Federer ieri è stato molto bravo a non farsi distrarre dal dramma umano che si svolgeva nella metà campo di Cilic scegliendo sempre soluzioni ad alta percentuale di realizzazione ed evitando di assumersi rischi inutili, come dimostra il risibile numero di errori non forzati da lui commessi, ovvero 8 di cui 4 nel primo set quando la partita era ancora in discussione. Impeccabile, di conseguenza, il suo rendimento al servizio, la principale arma d’offesa sull’erba: 76 per cento di prime palle in campo e 71 per cento di punti conquistati quando ha dovuto ricorrere al secondo servizio. Numeri formidabili. Per il dispiacere degli esteti del tennis, però, il campione svizzero ha usato con il contagocce i colpi vincenti e le discese a rete. Roger, infatti, in tutto il match è sceso a rete 8 volte e ha messo a segno 23 vincenti, a fronte, per esempio, delle 31 discese a rete e dei 50 vincenti realizzati in semifinale.

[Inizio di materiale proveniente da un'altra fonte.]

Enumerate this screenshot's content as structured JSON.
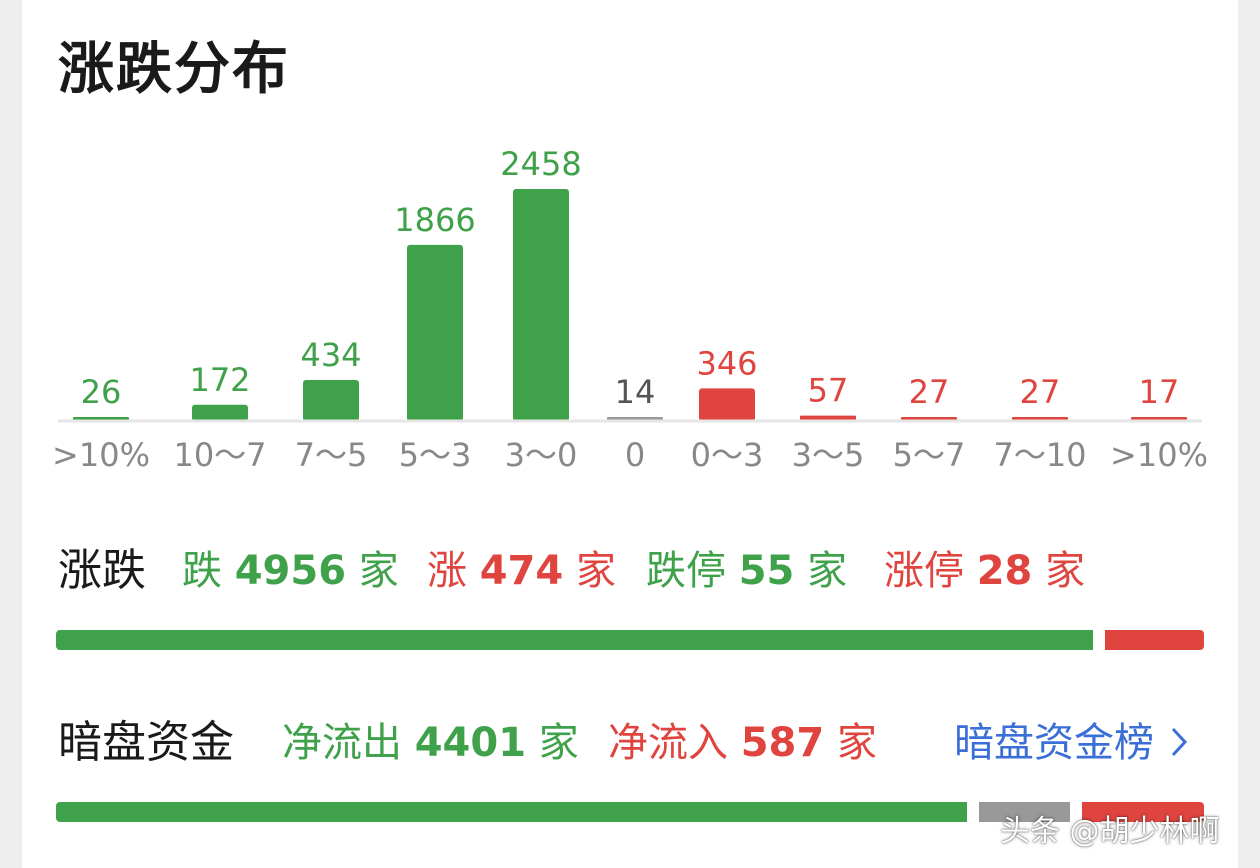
{
  "header": {
    "title": "涨跌分布"
  },
  "colors": {
    "down": "#3fa14a",
    "up": "#e0443f",
    "flat": "#999999",
    "link": "#3b6fd8"
  },
  "chart_data": {
    "type": "bar",
    "categories": [
      ">10%",
      "10～7",
      "7～5",
      "5～3",
      "3～0",
      "0",
      "0～3",
      "3～5",
      "5～7",
      "7～10",
      ">10%"
    ],
    "values": [
      26,
      172,
      434,
      1866,
      2458,
      14,
      346,
      57,
      27,
      27,
      17
    ],
    "value_labels": [
      "26",
      "172",
      "434",
      "1866",
      "2458",
      "14",
      "346",
      "57",
      "27",
      "27",
      "17"
    ],
    "bar_colors": [
      "down",
      "down",
      "down",
      "down",
      "down",
      "flat",
      "up",
      "up",
      "up",
      "up",
      "up"
    ],
    "grid": false
  },
  "breadth": {
    "label": "涨跌",
    "down": {
      "prefix": "跌",
      "value": "4956",
      "suffix": "家"
    },
    "up": {
      "prefix": "涨",
      "value": "474",
      "suffix": "家"
    },
    "limit_down": {
      "prefix": "跌停",
      "value": "55",
      "suffix": "家"
    },
    "limit_up": {
      "prefix": "涨停",
      "value": "28",
      "suffix": "家"
    },
    "ratio": {
      "down": 4956,
      "up": 474
    }
  },
  "dark_pool": {
    "label": "暗盘资金",
    "outflow": {
      "prefix": "净流出",
      "value": "4401",
      "suffix": "家"
    },
    "inflow": {
      "prefix": "净流入",
      "value": "587",
      "suffix": "家"
    },
    "link_label": "暗盘资金榜",
    "link_icon": "chevron-right-icon",
    "ratio": {
      "outflow": 4401,
      "neutral": 442,
      "inflow": 587
    }
  },
  "watermark": "头条 @胡少林啊"
}
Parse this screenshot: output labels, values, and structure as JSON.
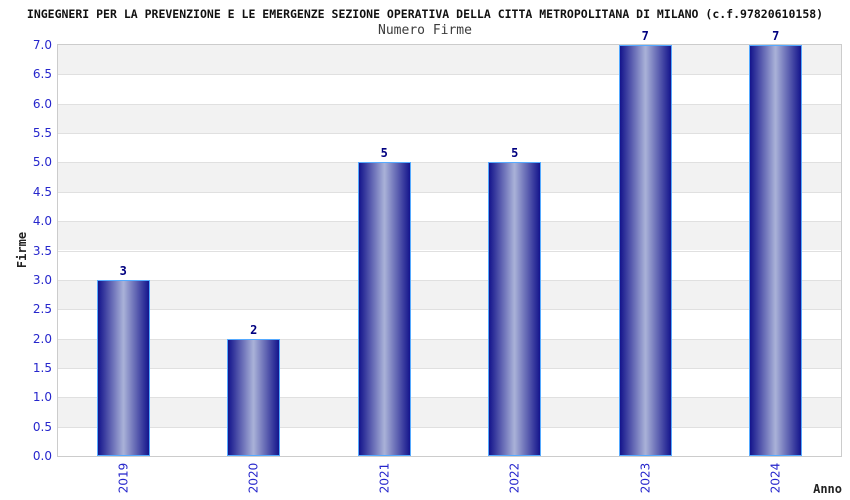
{
  "chart_data": {
    "type": "bar",
    "title": "INGEGNERI PER LA PREVENZIONE E LE EMERGENZE SEZIONE OPERATIVA DELLA CITTA METROPOLITANA DI MILANO (c.f.97820610158)",
    "subtitle": "Numero Firme",
    "xlabel": "Anno",
    "ylabel": "Firme",
    "categories": [
      "2019",
      "2020",
      "2021",
      "2022",
      "2023",
      "2024"
    ],
    "values": [
      3,
      2,
      5,
      5,
      7,
      7
    ],
    "ylim": [
      0,
      7
    ],
    "ytick_step": 0.5,
    "grid": true,
    "legend": "none",
    "plot_bands": "alternating horizontal bands, gray topmost",
    "colors": {
      "bar_edge": "#14148C",
      "bar_center": "#AAB2D8",
      "bar_border": "#55AAFF",
      "axis_tick_label": "#2626CC",
      "value_label": "#000080",
      "band_gray": "#F2F2F2",
      "band_white": "#FFFFFF",
      "gridline": "#E0E0E0",
      "plot_border": "#CCCCCC",
      "title_color": "#111111",
      "subtitle_color": "#3C3C3C",
      "axis_title_color": "#222222"
    }
  }
}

In sintesi, anche questi dati nel loro piccolo confermano una volta di più che la versione 2017 del Cigno di Basilea è forse…. meno cigno e più rapace. Vincere, seppure con somma eleganza e classe, evidentemente conta per lui più di qualunque altra cosa ora che il calendario segna 36 primavere. Vedremo presto se l’Aquila di Basilea continuerà a volare alto anche negli States dove, peraltro, di aquile se ne intendono.